Tuttavia il potenziale di Peneda Geres ci è parso notevole, grazie alla vegetazione particolare e coloratissima, che mi ha ricordato in senso pittorico la parte canadese del Glacier National Park, in Columbia britannica per la precisione, dove il giallo e il viola illuminavano un paesaggio di dimensioni ben più ampie di questo. Continuiamo a camminare fra boschi e arbusti, sbagliamo sentiero un paio di volte, finchè un giovane nord europeo ci indica la via del ritorno. Sudo freddo ma ho la sensazione di aver smaltito le scorie influenzali. Dopo qualche ora siamo in un chiosco nel verde, dove decidiamo di portare i bambini in una piscina nei paraggi per farli riposare un po’.
Mi addormento avvolto dal mio fedele smanicato North face, probabile attuale simbolo pro tempore della mia individualità tanto sensibile al clima, ma qualcosa non va.
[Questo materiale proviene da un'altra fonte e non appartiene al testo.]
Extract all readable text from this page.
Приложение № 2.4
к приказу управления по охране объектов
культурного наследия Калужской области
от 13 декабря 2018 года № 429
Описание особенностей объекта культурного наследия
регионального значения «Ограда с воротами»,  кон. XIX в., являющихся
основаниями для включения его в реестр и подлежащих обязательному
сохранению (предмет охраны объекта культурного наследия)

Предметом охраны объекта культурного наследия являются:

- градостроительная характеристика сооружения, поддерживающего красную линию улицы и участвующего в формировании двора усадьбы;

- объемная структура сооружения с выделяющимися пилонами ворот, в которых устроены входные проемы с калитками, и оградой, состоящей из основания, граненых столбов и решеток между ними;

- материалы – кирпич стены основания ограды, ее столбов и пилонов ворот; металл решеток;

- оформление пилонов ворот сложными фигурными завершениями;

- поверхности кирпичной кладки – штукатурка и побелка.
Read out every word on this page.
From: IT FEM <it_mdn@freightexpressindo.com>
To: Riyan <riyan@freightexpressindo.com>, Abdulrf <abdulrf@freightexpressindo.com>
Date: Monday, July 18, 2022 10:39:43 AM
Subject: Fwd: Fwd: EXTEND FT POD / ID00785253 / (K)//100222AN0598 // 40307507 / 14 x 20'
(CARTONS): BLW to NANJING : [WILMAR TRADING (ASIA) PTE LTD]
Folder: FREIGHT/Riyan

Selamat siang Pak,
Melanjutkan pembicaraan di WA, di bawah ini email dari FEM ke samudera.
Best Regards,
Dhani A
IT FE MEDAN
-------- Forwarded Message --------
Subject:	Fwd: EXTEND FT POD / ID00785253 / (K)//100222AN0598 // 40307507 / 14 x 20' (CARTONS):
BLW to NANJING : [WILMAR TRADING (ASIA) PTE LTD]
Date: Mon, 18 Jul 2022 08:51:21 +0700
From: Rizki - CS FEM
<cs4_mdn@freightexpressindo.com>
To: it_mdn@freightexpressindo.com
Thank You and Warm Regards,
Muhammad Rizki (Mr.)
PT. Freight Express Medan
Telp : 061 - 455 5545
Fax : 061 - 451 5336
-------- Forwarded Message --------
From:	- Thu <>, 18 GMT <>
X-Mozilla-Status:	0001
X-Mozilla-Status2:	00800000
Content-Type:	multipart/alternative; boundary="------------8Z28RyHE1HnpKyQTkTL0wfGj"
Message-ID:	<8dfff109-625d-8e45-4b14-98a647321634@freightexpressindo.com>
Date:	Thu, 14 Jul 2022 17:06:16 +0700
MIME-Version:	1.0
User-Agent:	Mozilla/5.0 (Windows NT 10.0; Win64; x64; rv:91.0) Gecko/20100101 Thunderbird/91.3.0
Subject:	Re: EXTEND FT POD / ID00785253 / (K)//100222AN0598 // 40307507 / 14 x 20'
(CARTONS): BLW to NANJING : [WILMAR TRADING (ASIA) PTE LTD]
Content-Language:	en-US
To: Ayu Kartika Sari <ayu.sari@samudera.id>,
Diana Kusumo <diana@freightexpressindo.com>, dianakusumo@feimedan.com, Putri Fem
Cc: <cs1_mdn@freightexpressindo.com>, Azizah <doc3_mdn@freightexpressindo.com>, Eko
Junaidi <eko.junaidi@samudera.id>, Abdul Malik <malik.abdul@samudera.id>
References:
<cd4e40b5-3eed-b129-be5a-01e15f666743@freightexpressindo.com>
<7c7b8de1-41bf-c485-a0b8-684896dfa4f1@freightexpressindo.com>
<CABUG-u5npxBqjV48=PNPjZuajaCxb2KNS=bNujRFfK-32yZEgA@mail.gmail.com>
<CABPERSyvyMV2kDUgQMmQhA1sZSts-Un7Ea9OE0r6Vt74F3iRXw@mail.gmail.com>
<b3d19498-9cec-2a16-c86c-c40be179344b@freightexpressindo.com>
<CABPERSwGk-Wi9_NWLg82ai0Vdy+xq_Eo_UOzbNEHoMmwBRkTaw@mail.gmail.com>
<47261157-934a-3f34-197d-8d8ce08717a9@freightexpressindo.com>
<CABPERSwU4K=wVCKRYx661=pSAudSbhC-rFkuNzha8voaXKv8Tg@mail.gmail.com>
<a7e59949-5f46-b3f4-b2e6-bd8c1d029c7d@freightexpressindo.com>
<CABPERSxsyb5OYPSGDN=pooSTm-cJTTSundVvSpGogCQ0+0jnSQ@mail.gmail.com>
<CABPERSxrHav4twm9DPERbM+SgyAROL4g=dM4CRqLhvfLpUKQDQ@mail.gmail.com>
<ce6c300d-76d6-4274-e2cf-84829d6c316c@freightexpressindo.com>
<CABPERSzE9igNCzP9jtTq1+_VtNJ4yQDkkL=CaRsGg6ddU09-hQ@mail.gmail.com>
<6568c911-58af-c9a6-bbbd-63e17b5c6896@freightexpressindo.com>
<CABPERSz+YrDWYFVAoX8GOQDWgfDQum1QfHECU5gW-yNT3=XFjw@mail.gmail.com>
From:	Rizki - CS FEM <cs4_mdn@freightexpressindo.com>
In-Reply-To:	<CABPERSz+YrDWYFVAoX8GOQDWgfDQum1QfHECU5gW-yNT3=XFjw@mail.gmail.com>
Ho la febbre alta (alta per me), scappo in albergo, mi perdo in un delirio d’ombre che mi assalgono, mi difendo goffamente dalle staffilate influenzali con uno scudo di paracetamolo, affronto demoni immaginari e cerco il santo Graal come lo stralunato Parry (Robin Williams) de La leggenda del re pescatore, poi provo a cenare coi miei ma è solo un’allucinazione, anche quella.



La notte è una doccia di sudore e incubi, di lenzuola subacquee che mi avvolgono come viscida poseidonia oceanica, di visioni intermittenti come il sonno, che si interrompe puntualmente ogni ora, nemmeno fossi intrappolato nel loop esistenziale di Strade perdute. Attendo l’alba con ansia.